Why no inflation. The article outlines most of the major theories. Once I was wrong more than three years in a row, I spent some time trying to understand why the forecast was so wrong. Among my theories, some of which are covered in the article and some which are not.
1) Our supply chains and manufacturing processes have gotten so sophisticated that it is rare for there to be real instances where there is too much demand versus an unresponsive supply.The real answer is that no one understands why we have not experienced material inflation rates. Our models and theory say there should be.
2) That the US government has been sotto voce redefining how inflation is measured so that the items with biggest increases are not included in the indices. There is some fair amount of evidence to support this.
3) Perhaps the increasing size of the global middle-class has contextual attributes which perhaps dampens the size and impact of their increasing demand. Specifically, the largest increases in the middle class have been in India and China. The first is notable for its endemic corruption and the second for the dominance of the central planners (ad their whims). Perhaps concern about the detrimental impact of corruption and uncertainty about the direction of a corrupt and unaccountable central party might reduce the willingness to consume by the newly middle class. Perhaps they are salting away the surplus for an anticipated rainy day but with the additional unplanned effect of reducing inflation.
4) Since much of developed nation increase in productivity appears to be as a result of reduced costs rather than increased output, perhaps that dynamic is suppressing inflation.
5) While unemployment is down at levels where inflation is an important concern, perhaps governmental redefinitions of inflation are giving us a false reading. Even more likely is that the large bench of warehoused workers (visible through the labor force participation rate) likely means that the low unemployment levels are less consequential than in the past.
6) Is there something going on with technology labor substitution that might be at the root of low inflation?
It reminds me of the state of the art in climatology. The theory says one thing and the data say another.
I did like this allusion to confusing correlation with causation. These are big complex systems with relative few data points and a lot of noise.

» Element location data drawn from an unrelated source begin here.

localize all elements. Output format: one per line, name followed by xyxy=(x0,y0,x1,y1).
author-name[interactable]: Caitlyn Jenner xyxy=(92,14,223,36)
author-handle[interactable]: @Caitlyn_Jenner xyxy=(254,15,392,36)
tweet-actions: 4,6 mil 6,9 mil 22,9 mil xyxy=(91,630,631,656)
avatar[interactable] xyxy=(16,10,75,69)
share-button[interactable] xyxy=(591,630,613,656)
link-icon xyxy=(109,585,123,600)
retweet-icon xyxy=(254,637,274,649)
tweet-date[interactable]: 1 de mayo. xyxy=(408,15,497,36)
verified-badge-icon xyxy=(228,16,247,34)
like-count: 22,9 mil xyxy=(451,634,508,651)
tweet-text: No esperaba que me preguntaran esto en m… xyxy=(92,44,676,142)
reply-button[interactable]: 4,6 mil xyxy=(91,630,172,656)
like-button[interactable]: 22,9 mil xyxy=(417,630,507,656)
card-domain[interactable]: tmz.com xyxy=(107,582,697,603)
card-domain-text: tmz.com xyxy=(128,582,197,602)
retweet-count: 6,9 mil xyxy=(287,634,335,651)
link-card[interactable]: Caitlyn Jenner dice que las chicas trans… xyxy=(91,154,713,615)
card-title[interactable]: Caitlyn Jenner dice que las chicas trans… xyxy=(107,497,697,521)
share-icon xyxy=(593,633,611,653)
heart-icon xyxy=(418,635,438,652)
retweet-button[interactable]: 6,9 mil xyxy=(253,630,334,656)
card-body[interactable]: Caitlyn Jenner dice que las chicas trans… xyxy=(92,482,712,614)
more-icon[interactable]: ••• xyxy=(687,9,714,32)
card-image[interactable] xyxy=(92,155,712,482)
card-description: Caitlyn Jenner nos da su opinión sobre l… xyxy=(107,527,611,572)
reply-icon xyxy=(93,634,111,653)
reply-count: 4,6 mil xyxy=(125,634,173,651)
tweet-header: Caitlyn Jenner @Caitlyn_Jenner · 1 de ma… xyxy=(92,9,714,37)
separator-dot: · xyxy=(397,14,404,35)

The Fed’s preferred measure of inflation rose an average of 2.038% a year between 1992 and 2007, bolstering confidence that economists understood how inflation worked. The price of a Fourth of July barbecue, for example, closely tracked the 2% annual target over that period: Average prices for a pound of ground beef went to $2.70 from $1.91; American cheese climbed to $3.91 a pound from $3.01; a 16-oz bag of potato chips rose to $3.65 from $2.84. Wages also rose modestly so workers kept pace.It is also, along with climate science, a suitable reminder that the appeal to authority is a logical fallacy. The experts honestly think they know what they are talking about but the data makes clear that that is not true.
Central bankers “thought that it must be their own doing,” said Jon Faust, the director of the Center for Financial Economics at Johns Hopkins University, who served two stints at the Fed during that period. “We thought we figured out macro policy, and we could deliver low, stable inflation and stable output and low unemployment and all things good.”